Baux et contrats. — Les obligations réciproques du maître d’école et des paroissiens étaient consacrées par un bail ou contrat, passé devant notaire et valable soit pour un an, soit pour 3, 6 ou 9, ou jusqu’à résiliation de l’une des parties. A Paris, le chantre n’accordait de lettres de provisions que pour un an ; chaque maître ou maîtresse devait rendre sa permission au synode, sans pouvoir résigner sa fonction en faveur de qui que ce fût[2].

Les contrats annuels étaient particulièrement préjudiciables à la stabilité des maîtres et par suite à la prospérité des écoles.
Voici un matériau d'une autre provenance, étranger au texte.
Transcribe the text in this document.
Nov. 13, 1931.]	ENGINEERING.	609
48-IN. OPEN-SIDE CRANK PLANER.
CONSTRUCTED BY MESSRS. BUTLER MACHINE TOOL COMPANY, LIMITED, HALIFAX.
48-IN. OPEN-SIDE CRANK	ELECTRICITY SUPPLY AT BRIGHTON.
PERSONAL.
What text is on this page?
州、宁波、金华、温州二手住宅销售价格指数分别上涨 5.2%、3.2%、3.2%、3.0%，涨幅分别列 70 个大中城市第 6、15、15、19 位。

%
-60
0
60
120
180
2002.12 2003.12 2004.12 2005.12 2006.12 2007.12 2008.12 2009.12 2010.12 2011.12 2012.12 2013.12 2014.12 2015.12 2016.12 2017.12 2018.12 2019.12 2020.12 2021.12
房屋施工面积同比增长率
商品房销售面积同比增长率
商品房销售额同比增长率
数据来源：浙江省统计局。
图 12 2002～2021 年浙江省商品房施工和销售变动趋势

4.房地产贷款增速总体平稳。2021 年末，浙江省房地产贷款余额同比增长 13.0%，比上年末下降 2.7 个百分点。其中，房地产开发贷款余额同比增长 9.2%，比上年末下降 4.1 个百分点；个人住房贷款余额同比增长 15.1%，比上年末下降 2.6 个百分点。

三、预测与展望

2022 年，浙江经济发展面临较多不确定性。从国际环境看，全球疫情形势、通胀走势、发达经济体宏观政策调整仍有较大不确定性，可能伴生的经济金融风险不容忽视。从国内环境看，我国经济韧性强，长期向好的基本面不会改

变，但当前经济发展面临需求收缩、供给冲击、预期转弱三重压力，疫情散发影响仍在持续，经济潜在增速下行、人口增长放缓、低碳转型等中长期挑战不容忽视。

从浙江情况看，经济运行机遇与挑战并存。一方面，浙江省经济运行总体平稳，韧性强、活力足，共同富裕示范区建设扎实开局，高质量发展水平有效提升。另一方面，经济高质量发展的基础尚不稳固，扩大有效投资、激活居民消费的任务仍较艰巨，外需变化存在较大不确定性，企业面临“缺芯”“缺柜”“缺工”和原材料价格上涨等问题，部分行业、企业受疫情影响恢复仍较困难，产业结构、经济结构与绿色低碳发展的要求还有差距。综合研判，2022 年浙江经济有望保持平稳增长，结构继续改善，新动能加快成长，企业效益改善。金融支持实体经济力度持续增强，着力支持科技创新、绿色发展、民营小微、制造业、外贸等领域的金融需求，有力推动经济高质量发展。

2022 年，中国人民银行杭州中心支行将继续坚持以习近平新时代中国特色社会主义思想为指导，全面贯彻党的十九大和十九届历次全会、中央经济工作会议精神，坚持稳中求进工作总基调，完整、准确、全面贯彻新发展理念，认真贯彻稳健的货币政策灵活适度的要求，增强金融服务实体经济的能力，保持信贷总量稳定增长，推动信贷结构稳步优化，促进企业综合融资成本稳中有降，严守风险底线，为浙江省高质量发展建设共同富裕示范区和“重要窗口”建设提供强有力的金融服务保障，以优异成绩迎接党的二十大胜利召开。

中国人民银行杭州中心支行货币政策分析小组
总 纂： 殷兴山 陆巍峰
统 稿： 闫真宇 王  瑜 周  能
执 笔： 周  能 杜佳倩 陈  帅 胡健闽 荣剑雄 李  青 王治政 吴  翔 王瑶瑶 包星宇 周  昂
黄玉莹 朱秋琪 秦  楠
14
Dans la subdélégation de Saint-Mihiel, c’était une « navette continuelle ». Le contrat, il est vrai, pouvait être renouvelé en faveur du même titulaire, mais chaque réélection était l’occasion de sollicitations de toute nature. « Le maître d’école, dit le curé d’Uguy, en Lorraine, est obligé de se présenter à la communauté tous les ans, deux mois avant la Saint-Jean. Et tous les ans on fait un nouveau traité. Pour l’obtenir, ce sont des cabales, des flatteries et souvent des buvettes pour apaiser les mauvais et les mécontents ». « Le maître d’école, dit un autre curé, paye vin et eau-de-vie, se réconcilie par là avec la communauté, et recommence tous les ans à nouveaux frais[3]. » Le fait était si fréquent que l’évêque de Toul, par un mandement du 7 avril 1717, déclara indignes et incapables de l’emploi de maîtres d’école ceux qui useraient de brigues, buvettes et autres mauvaises pratiques.

On ne buvait pas moins au pays de la pomme où les ligues antialcooliques n’’existaient pas davantage. Il était d’usage que le maître payât sa bienvenue aux habitants sous forme de copieuses rasades d’eau-de-vie, et l’on trouvait cela très naturel ! Tel ce « chétif maître d’école » du Tilleul, près d’Étretat, appréhendé par les employés des aides pour avoir consommé, en vingt-trois jours, 37 pots d’eau-de-vie ! Le subdélégué du Havre le

  1. Voir Albert Duruy, L’instruction publique et la Révolution, p. 371-372.
  2. Cf. Joly, Traité historique des écoles épiscopales et ecclésiastiques pour les droits des chantres, chancelliers, etc., p. 283.
  3. Matthieu, L’ancien régime dans la province de Lorraine et Barrots ; Schmidt, ouvr. cité.